99 Problems but a Beach Ain’t One
It is almost unimaginable that a strong ray of hope can shine through in such dark times. After over 100 years and counting, reparations were made to the Bruce family by returning the prime Southern California beachfront to its rightful owners.
In the 1900s, blacks were excluded from most local beaches; thus, Charles & Willa Bruce decided to create a 3-acre beach resort for black residents in what is now known as Manhattan Beach. It became highly successful, thus rearing the ugly head of envy and jealousy from the white residents. Then according to that hateful playbook of racism, there were threats, the KKK, burning of property, and intimidation of beachgoers. It didn’t work. So, what could not be accomplished illegally was accomplished legally by executing eminent domain, which allows the seizure of property without the owners’ permission if the government states it is needed for public use.

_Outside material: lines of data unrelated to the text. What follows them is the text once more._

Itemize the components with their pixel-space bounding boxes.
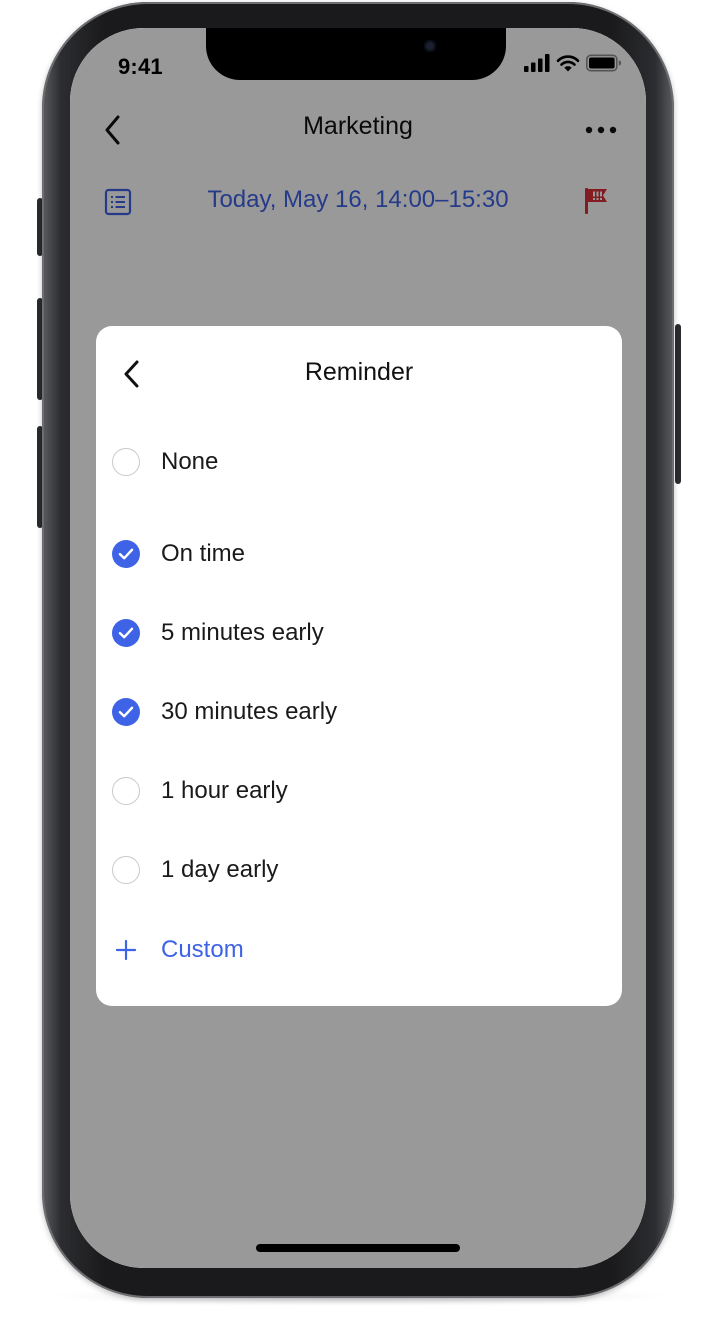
- radio-checked[interactable]: [112, 698, 140, 726]
- option-label: 5 minutes early: [161, 619, 324, 646]
- add-custom-reminder-button[interactable]: Custom: [112, 930, 244, 970]
- option-label: None: [161, 448, 219, 475]
- reminder-option-1-hour[interactable]: 1 hour early: [112, 771, 606, 811]
- notch: [206, 28, 506, 80]
- reminder-option-5-minutes[interactable]: 5 minutes early: [112, 613, 606, 653]
- checkmark-icon: [118, 706, 134, 718]
- dialog-title: Reminder: [304, 358, 414, 386]
- radio-unchecked[interactable]: [112, 448, 140, 476]
- reminder-option-30-minutes[interactable]: 30 minutes early: [112, 692, 606, 732]
- option-label: 1 hour early: [161, 777, 288, 804]
- checkmark-icon: [118, 548, 134, 560]
- phone-screen: 9:41 Marketing Today, May 16, 14:00–15:3…: [70, 28, 646, 1268]
- reminder-option-on-time[interactable]: On time: [112, 534, 606, 574]
- reminder-option-none[interactable]: None: [112, 442, 606, 482]
- reminder-dialog: Reminder None On time 5 minutes early 30…: [96, 326, 622, 1006]
- radio-checked[interactable]: [112, 619, 140, 647]
- front-camera: [424, 40, 436, 52]
- custom-label: Custom: [161, 936, 244, 963]
- plus-icon: [112, 936, 140, 964]
- option-label: 30 minutes early: [161, 698, 338, 725]
- power-button: [675, 324, 681, 484]
- radio-unchecked[interactable]: [112, 856, 140, 884]
- checkmark-icon: [118, 627, 134, 639]
- option-label: 1 day early: [161, 856, 279, 883]
- radio-checked[interactable]: [112, 540, 140, 568]
- radio-unchecked[interactable]: [112, 777, 140, 805]
- option-label: On time: [161, 540, 246, 567]
- reminder-option-1-day[interactable]: 1 day early: [112, 850, 606, 890]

Paying an obligatory pittance, the property was confiscated, in 1924, under the guise of building a park for public use; the land, however, remained vacant for several decades. Thirty-six years later, fearing that sleeping dogs might awaken, the city decided to build a park named Bayview Terrace Park. However, it was the first and only black elected official (Manhattan Beach Mayor Mitch Ward 2007) that insisted on the park being renamed Bruce Beach
Born out of a 2020 Juneteenth commemoration picnic held in the park, the advocacy coalition Justice for Bruce’s Beach was founded and spearheaded by Kavon War, an African American resident of Manhattan Beach. This grassroots movement pressured the city council into creating Bruce’s Beach Task Force.
Los Angeles County Supervisors Janice Hahn and Holly Mitchell took up the reigns with the new law being authored by Senator Steve Bradford, who sits on the state’s newly formed reparations task force.
“This is what reparations look like,” said Bradford, insisting that the county is not giving anything to the Bruce family yet simply returning their stolen property.
There are still 99 problems, but the beach “ain’t one for the Bruce family.”